In the era of globalization, the international community is only as strong as its weakest links. The dangers of global warming, terrorism, financial crises and natural disasters will not stop at the borders of any nation, including Taiwan. It is for this reason that despite significant constraints, we have shared technical expertise with developing countries that face the challenge of modernization without causing undue social and environmental harm. We have endeavored to help realize the United Nations Millennium Development Goals (MDGs) through substantial cooperation in agriculture, education and infrastructure in 28 partner countries. We have upheld the highest standards in health, aviation, maritime transportation, financial transparency, telecommunication technology, environmental protection and food safety—efforts that cannot, and should not, continue outside the U.N. system, whose mandate is to improve the lives of all the world's people.

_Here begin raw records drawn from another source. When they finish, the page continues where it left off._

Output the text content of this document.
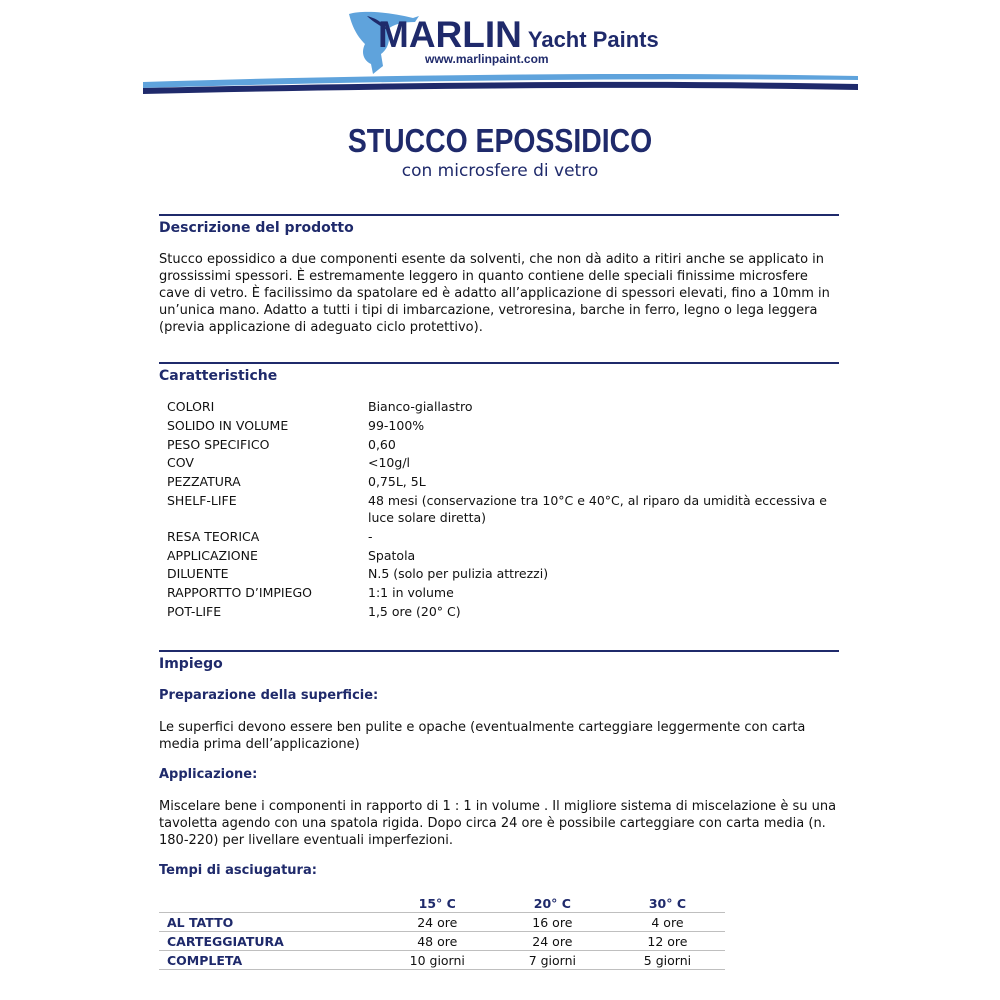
MARLIN Yacht Paints
www.marlinpaint.com
STUCCO EPOSSIDICO
con microsfere di vetro
Descrizione del prodotto
Stucco epossidico a due componenti esente da solventi, che non dà adito a ritiri anche se applicato in grossissimi spessori. È estremamente leggero in quanto contiene delle speciali finissime microsfere cave di vetro. È facilissimo da spatolare ed è adatto all’applicazione di spessori elevati, fino a 10mm in un’unica mano. Adatto a tutti i tipi di imbarcazione, vetroresina, barche in ferro, legno o lega leggera (previa applicazione di adeguato ciclo protettivo).
Caratteristiche
COLORI	Bianco-giallastro
SOLIDO IN VOLUME	99-100%
PESO SPECIFICO	0,60
COV	<10g/l
PEZZATURA	0,75L, 5L
SHELF-LIFE	48 mesi (conservazione tra 10°C e 40°C, al riparo da umidità eccessiva e luce solare diretta)
RESA TEORICA	-
APPLICAZIONE	Spatola
DILUENTE	N.5 (solo per pulizia attrezzi)
RAPPORTTO D’IMPIEGO	1:1 in volume
POT-LIFE	1,5 ore (20° C)
Impiego
Preparazione della superficie:
Le superfici devono essere ben pulite e opache (eventualmente carteggiare leggermente con carta media prima dell’applicazione)
Applicazione:
Miscelare bene i componenti in rapporto di 1 : 1 in volume . Il migliore sistema di miscelazione è su una tavoletta agendo con una spatola rigida. Dopo circa 24 ore è possibile carteggiare con carta media (n. 180-220) per livellare eventuali imperfezioni.
Tempi di asciugatura:
	15° C	20° C	30° C
AL TATTO	24 ore	16 ore	4 ore
CARTEGGIATURA	48 ore	24 ore	12 ore
COMPLETA	10 giorni	7 giorni	5 giorni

As a stable democracy with the 18th-largest economy, Taiwan is poised to play a positive role in enhancing global governance, and can shoulder its obligations as a responsible stakeholder of the international community. Taiwan's participation in the WHO must be promoted, not eroded, and other U.N. organizations and mechanisms like the ICAO and UNFCCC should take the "WHA model" as a useful precedent and find a suitable and creative way to allow for Taiwan's meaningful participation. Taiwan has opened its doors to the world. Now it is time for the U.N. system to open its doors to Taiwan.


Timothy Yang is the foreign minister of the Republic of China (Taiwan).